2023-12-11

Intro

We’ve had reports about users having trouble playing videos in Gleev for quite a while. To help the investigation, a “benchmark” of Joystream CDN was created. In this post I will share some of the analysis of the results, along with some observations and recommendations.

In this first section I will explain the test’s methodology in detail so that any issues with my approach can be spotted and pointed out. In the second section I will get to the actual results analysis. In the last section, I will discuss conclusions and recommendations.

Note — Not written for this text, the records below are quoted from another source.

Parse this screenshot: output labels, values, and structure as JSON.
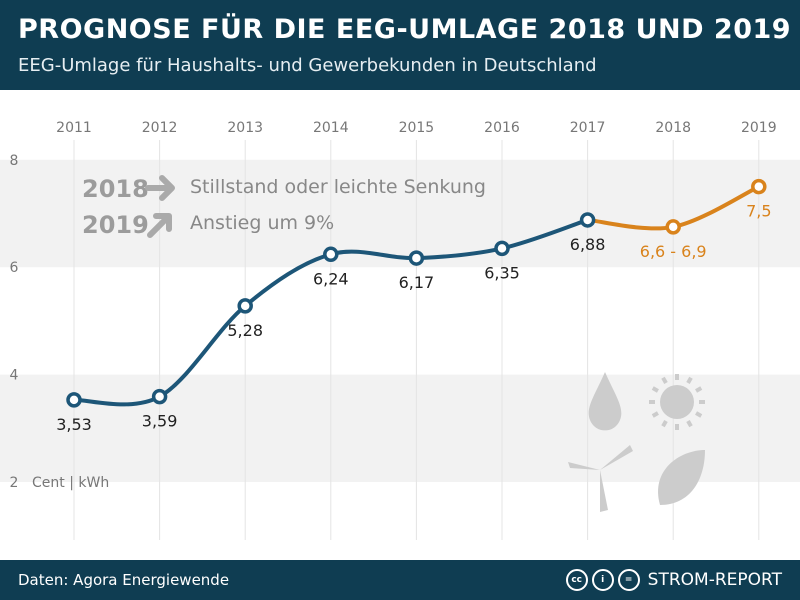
{
  "header": {
    "title": "PROGNOSE FÜR DIE EEG-UMLAGE 2018 UND 2019",
    "subtitle": "EEG-Umlage für Haushalts- und Gewerbekunden in Deutschland"
  },
  "footer": {
    "source": "Daten: Agora Energiewende",
    "brand": "STROM-REPORT",
    "license_icons": [
      "cc-icon",
      "by-icon",
      "nd-icon"
    ]
  },
  "legend": {
    "rows": [
      {
        "year": "2018",
        "icon": "arrow-right-icon",
        "text": "Stillstand oder leichte Senkung"
      },
      {
        "year": "2019",
        "icon": "arrow-up-right-icon",
        "text": "Anstieg um 9%"
      }
    ]
  },
  "decor_icons": [
    "water-drop-icon",
    "sun-icon",
    "wind-turbine-icon",
    "leaf-icon"
  ],
  "colors": {
    "actual": "#1d5678",
    "forecast": "#d9831c",
    "header": "#0f3d52"
  },
  "chart_data": {
    "type": "line",
    "title": "PROGNOSE FÜR DIE EEG-UMLAGE 2018 UND 2019",
    "subtitle": "EEG-Umlage für Haushalts- und Gewerbekunden in Deutschland",
    "ylabel": "Cent | kWh",
    "categories": [
      "2011",
      "2012",
      "2013",
      "2014",
      "2015",
      "2016",
      "2017",
      "2018",
      "2019"
    ],
    "y_ticks": [
      "2",
      "4",
      "6",
      "8"
    ],
    "ylim": [
      2,
      8
    ],
    "grid": "horizontal bands and vertical lines",
    "series": [
      {
        "kind": "actual",
        "x": [
          "2011",
          "2012",
          "2013",
          "2014",
          "2015",
          "2016",
          "2017"
        ],
        "values": [
          3.53,
          3.59,
          5.28,
          6.24,
          6.17,
          6.35,
          6.88
        ],
        "labels": [
          "3,53",
          "3,59",
          "5,28",
          "6,24",
          "6,17",
          "6,35",
          "6,88"
        ]
      },
      {
        "kind": "forecast",
        "x": [
          "2017",
          "2018",
          "2019"
        ],
        "values": [
          6.88,
          6.75,
          7.5
        ],
        "labels": [
          "",
          "6,6 - 6,9",
          "7,5"
        ]
      }
    ]
  }
}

This document will be the first part of analysis of CDN performance. In a later document I will take a look at the results of synthetic tests and possibly Atlas-related issues.

Goals

This benchmark had a specific purpose: see how distribution performance is perceived by end users. While synthetic tests ran from data centres can help us understand the performance of our network, what ultimately matters is what the end (Gleev) user experiences. To best isolate the performance of the distribution network, for this test, only cached assets are considered. To get a full understanding of the storage system, that is not enough, but for now we focus strictly on performance of distributors. In the future we may want to run a similar test with uncached assets to get the full picture.

Test methodology

The benchmark is a web application available at https://benchmark.joyutils.org. When ran, the test proceeds as follows:

  1. Reference speed test is performed using Cloudflare - this allows us to normalize the download speeds and reduce impact of bad network connections on overall results, more on that later.
  2. Test URLs are collected - details about both media and thumbnail data objects for the test video are fetched from the Query Node. Both objects will be downloaded from all operators so we get 18 test URLs (2 objects * 9 operators).
  3. For each test URL a test is performed:
    1. In case of images, full image is downloaded and various measurements are taken - most notably full response time and time-to-first-byte (TTFB). In case of media, first 10/25 MB of the video are downloaded (using bytes=0-${maxDownloadSize - 1} Range header). As with images, full response time and TTFB are measured, but also download time (excluding initial connection) and download bandwidth.
    2. We wait 200ms to start the next run fresh.
    3. Both steps above are repeated 3 times. From those 3 runs, all the measurements are averaged and considered the final result for the given test URL.
  4. After all URLs are tested, the results are sent to Elasticsearch for analysis. Each test URL with its measurements creates a single document.

Normalized speeds

One thing that I was trying to avoid was poor network connections affecting the results. If we had a lot of users with a slow connection (like 15 Mbps) run the test, that could give us a fake impression that our infra offers slow download speeds, when in reality the values would be limited by users’ connection. To minimze impact of this, I’ve introduced normalizedDownloadSpeed = downloadSpeed / referenceDownloadSpeed, basically a ratio of utilization of user’s connection. normalizedDownloadSpeed = 1 indicates that user was able to download with their full available speed from a given node. It’s not an ideal statistic and should be considered alongside unscaled download speeds.

Test regions

For the purpose of analysis, I’ve split the results into multiple key regions. Most regions are just the continent, but Asia was split into more regions to give us better understanding of results across usage clusters:

  1. South Asia - country is one of (India, Bangladesh, Nepal, Bhutan, Myanmar).
  2. Southeast Asia - country is not one of the above and geo longitude is above 90 (includes Japan).
  3. West Asia - all the remaining Asia results.